TV Review: Bones


Bones is the kind of show you leave on in the background while vacuuming. It will live on in syndication forever because housewives and the unemployed need something to distract themselves from the sad state of affairs they call existence. Instead of getting drunk or looking for a job, they can just turn on TNT and phase out until suppertime. And then get drunk.

I made it through season one of Bones and I still have no idea what it’s about. Like Charmed, The Closer, and most TNT fare, Bones is hypnotic in its banality. Even when they’re doing something that should be interesting, like discovering a corpse or chasing down a bad guy, it’s bland. I keep expecting one of them to ask me to switch to Splenda or try H&R Block’s accounting software.  

David Boreanaz and Emily Deschanel have all the chemistry of an ant mounting a stapler. And honestly, the show sounds like it was named after someone’s dog. It’s difficult to take anything seriously when all you can think about is whose dog it’s named after. Imagine Mohammed Ali in his prime. Scary, right? Now imagine his name is Spot. Technically, he’s still exactly the same person, but he never beats Joe Frazier if his name is Spot. Never.
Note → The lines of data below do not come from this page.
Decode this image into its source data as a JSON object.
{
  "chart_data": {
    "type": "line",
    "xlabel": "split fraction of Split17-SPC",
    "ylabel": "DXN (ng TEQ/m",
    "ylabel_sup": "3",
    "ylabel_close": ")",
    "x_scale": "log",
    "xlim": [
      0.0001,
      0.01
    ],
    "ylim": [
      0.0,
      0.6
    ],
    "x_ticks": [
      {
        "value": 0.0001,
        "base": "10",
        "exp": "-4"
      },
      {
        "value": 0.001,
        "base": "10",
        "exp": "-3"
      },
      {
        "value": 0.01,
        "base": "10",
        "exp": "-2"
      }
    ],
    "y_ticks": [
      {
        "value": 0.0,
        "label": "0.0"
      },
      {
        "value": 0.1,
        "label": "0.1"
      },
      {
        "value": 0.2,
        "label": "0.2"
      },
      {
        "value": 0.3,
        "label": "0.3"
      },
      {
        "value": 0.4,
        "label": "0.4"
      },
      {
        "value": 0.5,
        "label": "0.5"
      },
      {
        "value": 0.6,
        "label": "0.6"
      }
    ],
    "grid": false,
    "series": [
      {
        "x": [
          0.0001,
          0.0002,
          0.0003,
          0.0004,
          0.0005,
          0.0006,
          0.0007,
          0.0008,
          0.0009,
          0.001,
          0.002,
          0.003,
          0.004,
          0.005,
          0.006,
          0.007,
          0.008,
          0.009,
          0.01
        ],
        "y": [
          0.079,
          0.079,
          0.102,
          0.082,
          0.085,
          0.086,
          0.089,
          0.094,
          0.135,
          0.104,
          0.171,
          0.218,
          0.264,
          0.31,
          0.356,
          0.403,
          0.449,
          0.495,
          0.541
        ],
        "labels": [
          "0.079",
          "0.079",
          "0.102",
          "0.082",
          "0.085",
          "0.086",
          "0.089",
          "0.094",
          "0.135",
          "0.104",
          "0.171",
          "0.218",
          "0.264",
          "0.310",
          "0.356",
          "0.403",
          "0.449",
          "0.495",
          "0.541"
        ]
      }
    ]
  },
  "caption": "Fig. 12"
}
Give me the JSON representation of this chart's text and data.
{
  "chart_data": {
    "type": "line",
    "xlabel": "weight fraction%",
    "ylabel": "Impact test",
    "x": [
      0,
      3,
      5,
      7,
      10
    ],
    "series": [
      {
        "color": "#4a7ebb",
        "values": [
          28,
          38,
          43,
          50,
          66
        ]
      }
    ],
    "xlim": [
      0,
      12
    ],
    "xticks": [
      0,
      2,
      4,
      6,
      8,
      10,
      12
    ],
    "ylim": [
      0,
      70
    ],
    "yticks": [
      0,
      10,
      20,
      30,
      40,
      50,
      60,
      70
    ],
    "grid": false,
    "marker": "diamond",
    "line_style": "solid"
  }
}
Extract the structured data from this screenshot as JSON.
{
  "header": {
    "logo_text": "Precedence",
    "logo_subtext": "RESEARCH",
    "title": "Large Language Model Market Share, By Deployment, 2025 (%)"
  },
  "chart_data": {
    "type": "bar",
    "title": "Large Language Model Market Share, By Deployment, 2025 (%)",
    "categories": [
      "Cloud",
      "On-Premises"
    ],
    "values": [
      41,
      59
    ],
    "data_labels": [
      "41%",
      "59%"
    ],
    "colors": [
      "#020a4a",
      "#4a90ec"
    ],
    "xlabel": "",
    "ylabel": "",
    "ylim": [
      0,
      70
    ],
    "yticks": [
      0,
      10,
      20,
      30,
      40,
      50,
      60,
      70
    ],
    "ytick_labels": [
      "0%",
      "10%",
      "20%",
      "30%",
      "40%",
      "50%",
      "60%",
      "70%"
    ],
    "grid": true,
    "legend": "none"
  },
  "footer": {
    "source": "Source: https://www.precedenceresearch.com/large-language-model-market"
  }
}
And this is why I still don’t know what Bones is about. Self-preservation compels your mind to wander away from Bones and toward anything else. One minute I’m trying to pay attention, the next I’m pondering my coffee cup. Before I know it half an hour has passed and I have no idea what’s going on. And even if I did, I wouldn’t care. Boreanaz and Deschanel defy human compassion. If all I had to do was push a button to save their lives, I would forget to push it and fall asleep.

Bones ran for 12 years, which is nothing less than an indictment of humanity. Somewhere out there is a lonely housewife who’s watched every episode and probably cried during the finale. “Not Bones! Don’t take away my Bones! I know I could never get Brad Pitt, but maybe I could get a generic white guy like David Boreanaz. And I know I’m not as pretty as Zooey Deschanel, but maybe I’m as pretty as her bony sister.” (Spoiler alert: you’re not.)

Bones is a metaphysical contemplation of lowered expectations. Sure it’s a bad show, but it’s probably better than staring at my hand for an hour. Sure I should be out looking for a job, but I just don’t feel like it today. I might as well just sit here and watch Bones.